Role of second allo-HCT for relapse or graft failure

In the study from Ustun, only 3 patients underwent a 2^nd allo-HCT procedure for differing indications: relapse of myelomastocytic leukaemia at 4-months (MAC), relapse of AML at 5-months (RIC) and progression of both MDS and SM (RIC) at 44 months post the first allo-HCT [16]. All were reported as achieving CR but longer-term outcomes remain unknown. The main indications in clinical practice would be graft failure or relapse of the AHN or SM not responsive to DLI or nonavailability of DLI. Clearly, candidates should be ‘fit’ for a second procedure. Bridging therapy depends on the compartment of focus (AHN versus SM component) but ideally should aim for deep response and take into consideration lines of therapy, responses gained previously, and expression of KIT D816V and other targets in the cells of the relapsing disease (SM and/or AHN).

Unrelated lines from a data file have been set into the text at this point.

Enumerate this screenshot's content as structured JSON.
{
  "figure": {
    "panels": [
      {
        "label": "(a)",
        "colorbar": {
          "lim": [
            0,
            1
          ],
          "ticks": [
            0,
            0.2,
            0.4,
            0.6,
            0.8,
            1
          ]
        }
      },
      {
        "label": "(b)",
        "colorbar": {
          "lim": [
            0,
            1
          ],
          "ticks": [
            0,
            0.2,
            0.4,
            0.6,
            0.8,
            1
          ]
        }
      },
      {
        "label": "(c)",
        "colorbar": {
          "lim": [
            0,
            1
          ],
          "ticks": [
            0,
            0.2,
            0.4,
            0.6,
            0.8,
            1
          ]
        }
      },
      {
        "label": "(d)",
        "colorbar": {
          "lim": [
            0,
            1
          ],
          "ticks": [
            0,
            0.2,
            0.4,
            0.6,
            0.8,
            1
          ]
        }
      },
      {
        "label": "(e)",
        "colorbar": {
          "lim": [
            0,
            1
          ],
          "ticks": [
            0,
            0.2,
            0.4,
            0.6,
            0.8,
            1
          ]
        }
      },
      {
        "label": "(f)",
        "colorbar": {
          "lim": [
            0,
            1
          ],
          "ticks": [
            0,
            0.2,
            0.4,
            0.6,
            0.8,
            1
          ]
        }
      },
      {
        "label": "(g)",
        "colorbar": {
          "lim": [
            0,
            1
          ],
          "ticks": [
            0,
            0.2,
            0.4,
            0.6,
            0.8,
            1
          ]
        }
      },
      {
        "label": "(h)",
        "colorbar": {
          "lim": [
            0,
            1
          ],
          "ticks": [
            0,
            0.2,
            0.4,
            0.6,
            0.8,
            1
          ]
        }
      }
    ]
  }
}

Future directions and unanswered questions

Further data in this field is clearly required to guide and refine our recommendations. Further collaborations between centres of excellence for SM and transplant units is required to harmonise approaches and collect data prospectively. Key unanswered questions in the field are many but we suggest prioritisation of the following:

1. 1.

   Howmolecular annotated scores influence the allo-HCT decision and determine post-allo-HCT outcomes, if at all?

2. 2.

   What is the ideal donor for allo-HCT in AdvSM when lacking a matched sibling donor?

3. 3.

   Optimization of conditioning: now that we are getting deeper CRs with KIT Inhibitors, how best to choose between transplant conditioning intensity and regimens?

4. 4.

   How should KIT Inhibitors be used optimally peri-transplant? Understanding the impact upon immune reconstitution would also be pivotal.

5. 5.

   What is the optimal debulking therapy in rapidly progressing ASM, MCL, and SM-AHN prior to allo-HCT?

6. 6.

   What TKI could be applied after allo-HCT, at what dose, and for how long?

7. 7.

   A clearer understanding of KIT and other mutations as MRD markers, and to guide DLI; kinetics and timing remain unclear.

8. 8.

   Determining long-term outcomes of allo-HCT in the KIT Inhibitors era.

Conclusions

These proposed best practice recommendations are predominantly based on agreed expert opinion given the lack of high-quality data in the arena of SM and allo-HCT. Moreover, although we have tried to be comprehensive, we are aware that they will not cover all possible clinical scenarios. Nonetheless, our suggested guidelines provide a contemporary and practical approach to allo-HCT in AdvSM for clinicians and may provide the basis for more consistent monitoring and reporting and, hence, more informed decisions in future clinical practice as such data is collated. Multi-centre, prospective trials are encouraged to address these knowledge gaps for these rare diseases.